In his second section Na’aman investigates the archaeological evidence for the Shephelah in this period. But his results poze a puzzle. He explained some typical assumptions about what an archaeologist might expect to find with respect to governing centers. He asks; “Can archaeological research produce evidence for differentiating the centers of city-states from secondary towns in their territories?” “Upon reading the seven letters sent from Jerusalem, scholars would expect the excavations to reveal a medium-sized, thriving city in the Late Bronze Age, but these expectations were totally dashed.” There is a huge discrepancy which he believes can be explained “by the state of preservation of the settlement strata from the Amarna period.” Similarly with the archaeological record at Gezer Na’aman states: “If our knowledge of the place were based entirely on the archaeological findings, we would have concluded that Gezer was, at most, an unimportant city-state, and no one would have thought that it was one of the leading city-states in the array of Canaanite city-states during the Amarna period.” Regarding Lachish he writes: “We may state with certainty that, without the historical documentation, scholars would have assumed that Late Bronze Lachish became an important city-state only in the 13th century” after the Amarna period.

His conclusion to this section is that archaeology is inherently unreliable without textual evidence. “[W]ith regard to the cities’ political status and strength vis-à’vis their neighbors, especially in periods of decline, archaeology is severely limited. We may conclude that the number of Canaanite city-states in the Shephelah should be established on the basis of the documentary evidence alone, whereas archaeology, useful as it is in many aspects of the urban and material culture, cannot supply concrete data for the investigation.”

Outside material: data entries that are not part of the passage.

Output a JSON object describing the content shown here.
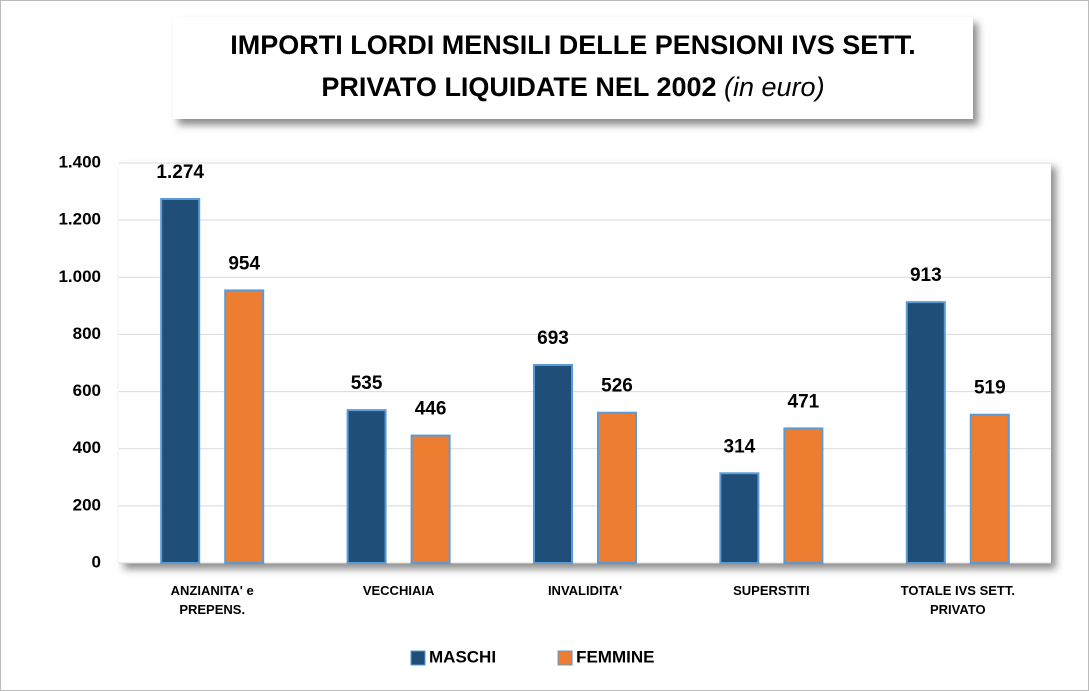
{
  "chart_data": {
    "type": "bar",
    "title": [
      "IMPORTI LORDI MENSILI DELLE PENSIONI IVS SETT.",
      "PRIVATO LIQUIDATE NEL 2002"
    ],
    "title_note": "(in euro)",
    "categories": [
      "ANZIANITA' e PREPENS.",
      "VECCHIAIA",
      "INVALIDITA'",
      "SUPERSTITI",
      "TOTALE IVS SETT. PRIVATO"
    ],
    "series": [
      {
        "name": "MASCHI",
        "color": "#1f4e79",
        "values": [
          1274,
          535,
          693,
          314,
          913
        ],
        "value_labels": [
          "1.274",
          "535",
          "693",
          "314",
          "913"
        ]
      },
      {
        "name": "FEMMINE",
        "color": "#ed7d31",
        "values": [
          954,
          446,
          526,
          471,
          519
        ]
      }
    ],
    "ylim": [
      0,
      1400
    ],
    "yticks": [
      0,
      200,
      400,
      600,
      800,
      {
        "value": 1000,
        "label": "1.000"
      },
      {
        "value": 1200,
        "label": "1.200"
      },
      {
        "value": 1400,
        "label": "1.400"
      }
    ],
    "grid": true,
    "legend": "bottom"
  }
}
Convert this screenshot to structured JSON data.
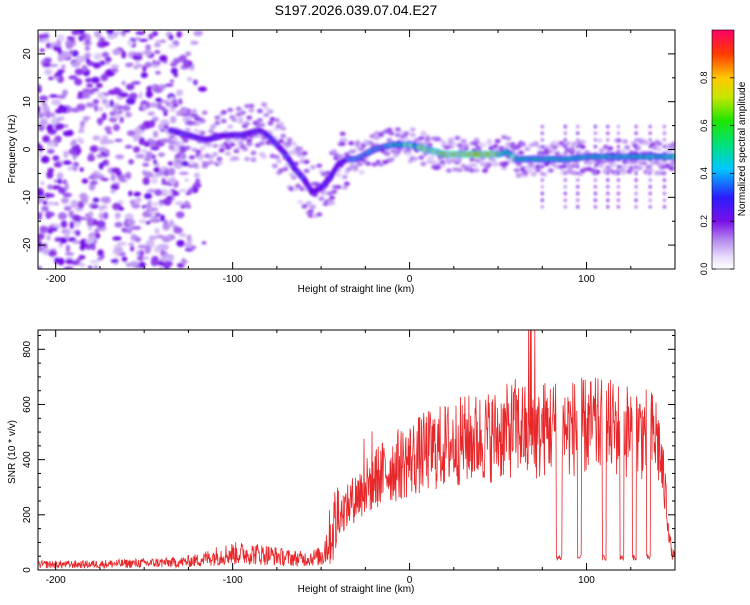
{
  "title": "S197.2026.039.07.04.E27",
  "chart_data": [
    {
      "type": "heatmap",
      "xlabel": "Height of straight line (km)",
      "ylabel": "Frequency (Hz)",
      "xlim": [
        -210,
        150
      ],
      "ylim": [
        -25,
        25
      ],
      "xticks": [
        -200,
        -100,
        0,
        100
      ],
      "yticks": [
        -20,
        -10,
        0,
        10,
        20
      ],
      "colorbar": {
        "label": "Normalized spectral amplitude",
        "range": [
          0,
          1
        ],
        "ticks": [
          0.0,
          0.2,
          0.4,
          0.6,
          0.8
        ]
      },
      "ridge": {
        "x": [
          -135,
          -125,
          -115,
          -105,
          -95,
          -85,
          -80,
          -75,
          -70,
          -65,
          -60,
          -55,
          -50,
          -45,
          -40,
          -35,
          -30,
          -20,
          -10,
          0,
          10,
          20,
          30,
          40,
          50,
          55,
          60,
          70,
          80,
          90,
          100,
          110,
          120,
          130,
          140,
          150
        ],
        "y": [
          4,
          3,
          2,
          3,
          3,
          4,
          3,
          1,
          -1,
          -4,
          -6,
          -9,
          -8,
          -6,
          -3,
          -2,
          -2,
          0,
          1,
          1,
          0,
          -1,
          -1,
          -1,
          -1,
          -0.5,
          -2,
          -2,
          -2,
          -2,
          -1.5,
          -1.5,
          -1.5,
          -1.5,
          -1.5,
          -1.5
        ]
      }
    },
    {
      "type": "line",
      "xlabel": "Height of straight line (km)",
      "ylabel": "SNR (10 * v/v)",
      "xlim": [
        -210,
        150
      ],
      "ylim": [
        0,
        870
      ],
      "xticks": [
        -200,
        -100,
        0,
        100
      ],
      "yticks": [
        0,
        200,
        400,
        600,
        800
      ],
      "series": [
        {
          "name": "SNR",
          "color": "#e8272a",
          "x": [
            -210,
            -190,
            -170,
            -150,
            -130,
            -120,
            -110,
            -100,
            -90,
            -80,
            -70,
            -60,
            -50,
            -45,
            -40,
            -35,
            -30,
            -25,
            -20,
            -10,
            0,
            10,
            20,
            30,
            40,
            50,
            55,
            60,
            65,
            68,
            70,
            72,
            75,
            80,
            85,
            90,
            95,
            100,
            110,
            120,
            130,
            135,
            140,
            142,
            145,
            148,
            150
          ],
          "y": [
            20,
            20,
            22,
            25,
            28,
            35,
            50,
            60,
            60,
            55,
            45,
            40,
            50,
            120,
            200,
            230,
            270,
            300,
            330,
            370,
            400,
            430,
            450,
            470,
            480,
            490,
            500,
            520,
            510,
            400,
            540,
            470,
            510,
            520,
            515,
            510,
            520,
            520,
            515,
            510,
            500,
            490,
            480,
            400,
            250,
            60,
            50
          ],
          "dropouts": [
            {
              "x0": 83,
              "x1": 86,
              "y": 45
            },
            {
              "x0": 95,
              "x1": 97,
              "y": 45
            },
            {
              "x0": 109,
              "x1": 111,
              "y": 45
            },
            {
              "x0": 119,
              "x1": 121,
              "y": 45
            },
            {
              "x0": 126,
              "x1": 128,
              "y": 45
            },
            {
              "x0": 134,
              "x1": 136,
              "y": 45
            }
          ]
        }
      ]
    }
  ]
}
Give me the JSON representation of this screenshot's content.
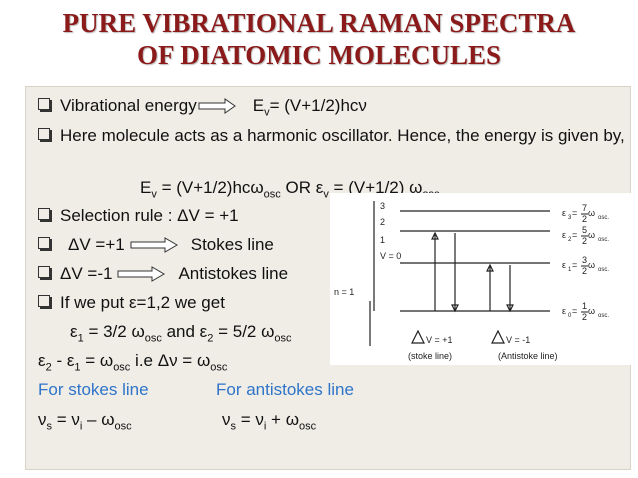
{
  "title": [
    "PURE VIBRATIONAL RAMAN SPECTRA",
    "OF DIATOMIC MOLECULES"
  ],
  "lines": [
    [
      "Vibrational energy",
      "E",
      "v",
      "= (V+1/2)hcν"
    ],
    [
      "Here molecule acts as a harmonic oscillator. Hence, the energy is given by,"
    ],
    [
      "E",
      "v",
      " = (V+1/2)hcω",
      "osc",
      "  OR ε",
      "v",
      " = (V+1/2) ω",
      "osc"
    ],
    [
      "Selection rule : ΔV = +1"
    ],
    [
      "ΔV =+1",
      "Stokes line"
    ],
    [
      "ΔV =-1",
      "Antistokes line"
    ],
    [
      "If we put ε=1,2 we get"
    ],
    [
      "ε",
      "1",
      " = 3/2 ω",
      "osc",
      "  and  ε",
      "2",
      " = 5/2 ω",
      "osc"
    ],
    [
      "ε",
      "2",
      " - ε",
      "1",
      " = ω",
      "osc",
      "    i.e Δν = ω",
      "osc"
    ],
    [
      "For stokes line",
      "For antistokes line"
    ],
    [
      "ν",
      "s",
      " = ν",
      "i",
      " – ω",
      "osc",
      "ν",
      "s",
      " = ν",
      "i",
      " + ω",
      "osc"
    ]
  ],
  "diagram": {
    "levels": [
      "3",
      "2",
      "1",
      "V = 0"
    ],
    "n": "n = 1",
    "energies": [
      [
        "ε",
        "3",
        " = ",
        "7",
        "2",
        " ω",
        "osc."
      ],
      [
        "ε",
        "2",
        " = ",
        "5",
        "2",
        " ω",
        "osc."
      ],
      [
        "ε",
        "1",
        " = ",
        "3",
        "2",
        " ω",
        "osc."
      ],
      [
        "ε",
        "0",
        " = ",
        "1",
        "2",
        " ω",
        "osc."
      ]
    ],
    "transitions": [
      "V = +1",
      "V = -1"
    ],
    "captions": [
      "(stoke line)",
      "(Antistoke line)"
    ]
  }
}
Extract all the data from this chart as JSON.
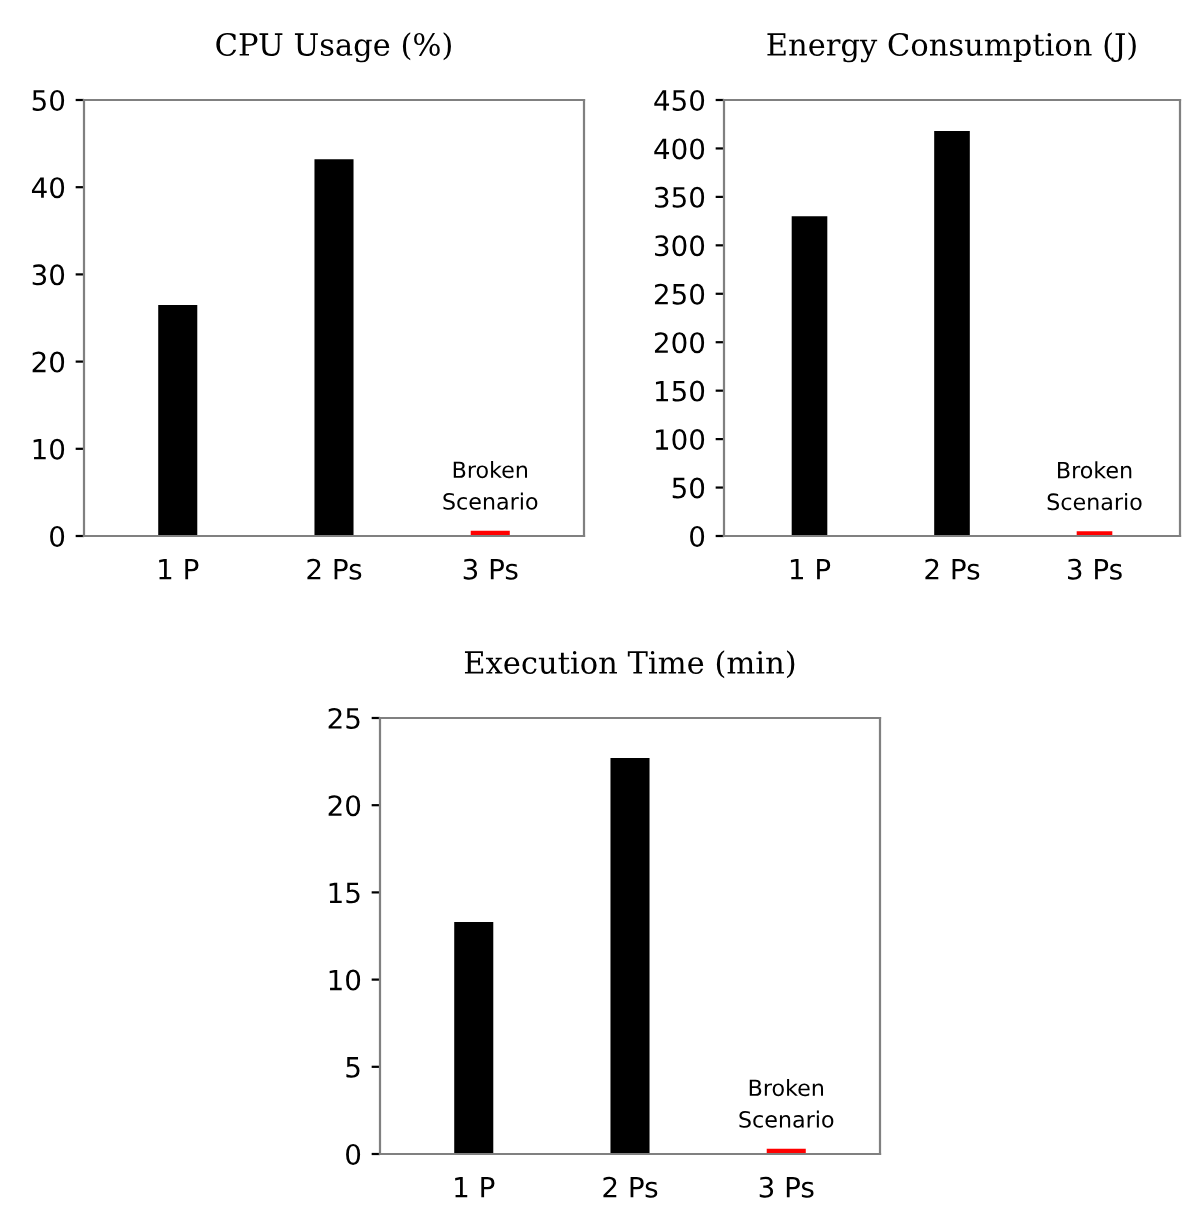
{
  "chart_data": [
    {
      "type": "bar",
      "title": "CPU Usage (%)",
      "categories": [
        "1 P",
        "2 Ps",
        "3 Ps"
      ],
      "values": [
        26.5,
        43.2,
        0.6
      ],
      "colors": [
        "#000000",
        "#000000",
        "#ff0000"
      ],
      "ylim": [
        0,
        50
      ],
      "yticks": [
        0,
        10,
        20,
        30,
        40,
        50
      ],
      "grid": false,
      "annotations": [
        {
          "text": "Broken\nScenario",
          "x": "3 Ps",
          "y": 0.6
        }
      ]
    },
    {
      "type": "bar",
      "title": "Energy Consumption (J)",
      "categories": [
        "1 P",
        "2 Ps",
        "3 Ps"
      ],
      "values": [
        330,
        418,
        5
      ],
      "colors": [
        "#000000",
        "#000000",
        "#ff0000"
      ],
      "ylim": [
        0,
        450
      ],
      "yticks": [
        0,
        50,
        100,
        150,
        200,
        250,
        300,
        350,
        400,
        450
      ],
      "grid": false,
      "annotations": [
        {
          "text": "Broken\nScenario",
          "x": "3 Ps",
          "y": 5
        }
      ]
    },
    {
      "type": "bar",
      "title": "Execution Time (min)",
      "categories": [
        "1 P",
        "2 Ps",
        "3 Ps"
      ],
      "values": [
        13.3,
        22.7,
        0.3
      ],
      "colors": [
        "#000000",
        "#000000",
        "#ff0000"
      ],
      "ylim": [
        0,
        25
      ],
      "yticks": [
        0,
        5,
        10,
        15,
        20,
        25
      ],
      "grid": false,
      "annotations": [
        {
          "text": "Broken\nScenario",
          "x": "3 Ps",
          "y": 0.3
        }
      ]
    }
  ]
}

For the third section Na’aman focuses a “prominent feature in the ‘Shephelah correspondence.’” These are the problems of rebellion and political and social unrest reported in the letters. These features “require elucidation.” He focuses on one particular event called the “Qiltu affair” to demonstrate how significantly careful study of the textual evidence fills in our information about the events of this region which are invisible to archaeology. This section contains careful analysis of the relevant Amarna letters which speak of this event. Na’aman also draws a political parallel with similar events of 1 Samuel 23:1-13 during Saul’s reign.

In Na’aman’s fourth section he analyzes the record of “rebellions in the Shephelah in the Late Amarna Period.” This section also contains careful analysis of relevant Amarna Letters “in order to establish the identity of the social groups that operated in the related events.” Several letters are scrutinized, and Na’aman draws a relatively clear historical but tentative reconstruction of these rebellions and their causes.

In his conclusion, Na’aman points out that there “is a marked contast between the Egyptian inscriptions, which entirely ignore the Shephelah region (except for Gezer) and mention only toponyms located outside its area, and the Amarna letters, which show that the Shephelah played an important part in the Egyptian administration of Canaan.” Na’aman highlights some of the main insights given by the Amarna letters. “The archaeological excavations and surveys supply important data that is not illuminated by the documentary evidence.” And the archaeological evidence must be used in light of the textual evidence. And the Egyptian topographical lists from the time period need to be reevaluated with respect to both their purpose and meaning rather than concluding that they would mention issues based on the expectations of historians or archaeologists.